딥 러닝 - MNIST 데이터

이상해씨·2021년 12월 11일

딥 러닝

목록 보기

4/10

◾MNIST 데이터

- 데이터 읽기

Tensorflow에서 MNIST를 제공한다.
각 픽셀이 255값이 최대값이여서 0~1사이의 값으로 조정(일종의 Min Max Scaler)

import tensorflow as tf
import numpy as np
import pandas as pd

mnist = tf.keras.datasets.mnist

(X_train, y_train), (X_test, y_test) = mnist.load_data()
X_train, X_test = X_train / 255.0, X_test / 255.0

X_train.shape, X_test.shape, y_train.shape, y_test.shape

- 데이터 정리

One hot Encoding을 진행해야하지만 loss 함수를 sparse_categorical_crossentropy로 설정하면 같은 효과를 낼 수 있다.

- 모델 구현

784개의 입력, 1000개의 노드를 가진 Layer, 10개의 출력으로 구성

model = tf.keras.Sequential([
    tf.keras.layers.Flatten(input_shape=(28, 28)),
    tf.keras.layers.Dense(1000, activation='relu'),
    tf.keras.layers.Dense(10, activation='softmax')
])

model.compile(optimizer='adam', loss='sparse_categorical_crossentropy', metrics=['accuracy'])
model.summary()

- 모델 학습

hist = model.fit(X_train, y_train, validation_data=(X_test, y_test), epochs=10, batch_size=100, verbose=1)

- 모델 결과

결과 그리기

import matplotlib.pyplot as plt

plot_target = ['loss', 'val_loss', 'accuracy', 'val_accuracy']

plt.figure(figsize=(12, 8))
for each in plot_target:
    plt.plot(hist.history[each], label=each)
plt.legend()
plt.grid()
plt.show()

결과 확인(evaluate)

score = model.evaluate(X_test, y_test)
print('Test loss : {}'.format(score[0]))
print('Test accuracy : {}'.format(score[1]))

- 잘못 예측한 경우 확인

예측 확률이 높은 경우 해당 값을 선택한다.
np.argmax : 각 행(axis=1), 열(axis=0)에서의 최대값의 인덱스를 반환한다.

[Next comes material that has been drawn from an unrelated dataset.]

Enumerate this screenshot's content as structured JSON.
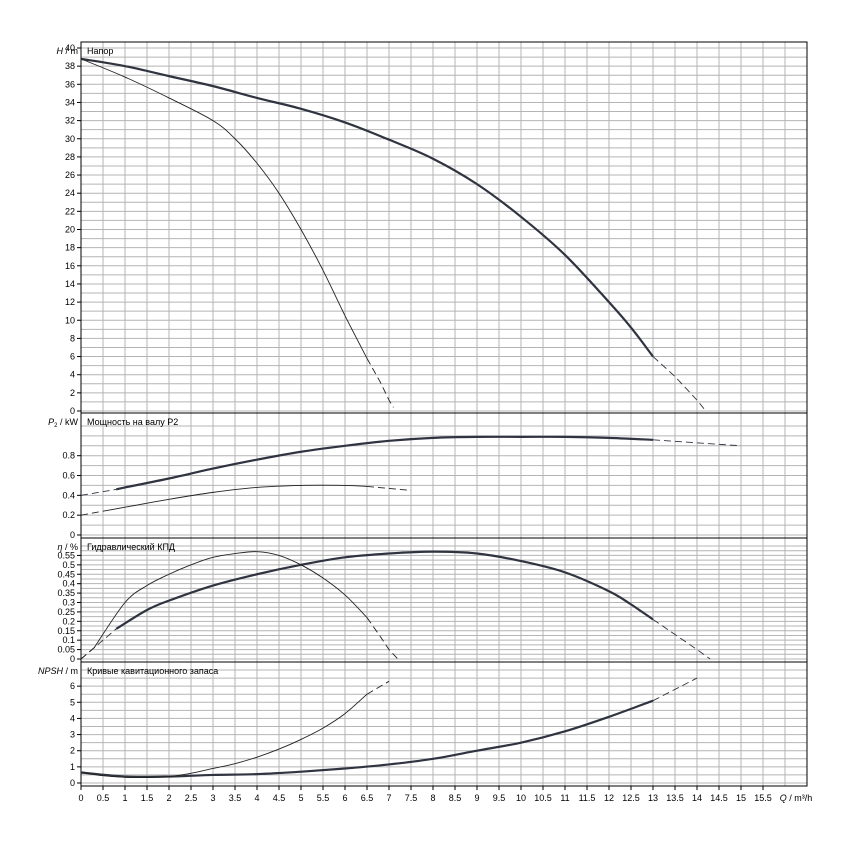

predicted_result = model.predict(X_test)
predicted_labels = np.argmax(predicted_result, axis=1)
predicted_labels[:10]

y_test[:10]

잘못된 결과 저장

wrong_result = []

for n in range(0, len(y_test)):
    if predicted_labels[n] != y_test[n]:
        
        wrong_result.append(n)

len(wrong_result)

틀린 예측 중 16개 랜덤 선택

import random

samples = random.choices(population=wrong_result, k = 16)

선택된 16개의 데이터 그리기

plt.figure(figsize=(14, 12))
for idx, n in enumerate(samples):
    plt.subplot(4, 4, idx+1)
    plt.imshow(X_test[n].reshape(28, 28), cmap='Greys')
    plt.title("Label : " + str(y_test[n]) + ' | Predict : ' + str(predicted_labels[n]))
    plt.axis('off')
plt.show()

◾MNIST fashion 데이터

MNIST fashion data : 숫자로 된 MNIST 데이터처럼 28*28 크기의 패션과 관련된 10개 종류의 데이터

- 데이터 읽기

tensorflow를 통해 데이터 읽기

import tensorflow as tf

fashion_mnist = tf.keras.datasets.fashion_mnist

(X_train, y_train), (X_test, y_test) = fashion_mnist.load_data()
X_train, X_test = X_train / 255, X_test / 255

데이터 확인

import random
import matplotlib.pyplot as plt

samples = random.choices(population=range(0, len(y_train)), k=16)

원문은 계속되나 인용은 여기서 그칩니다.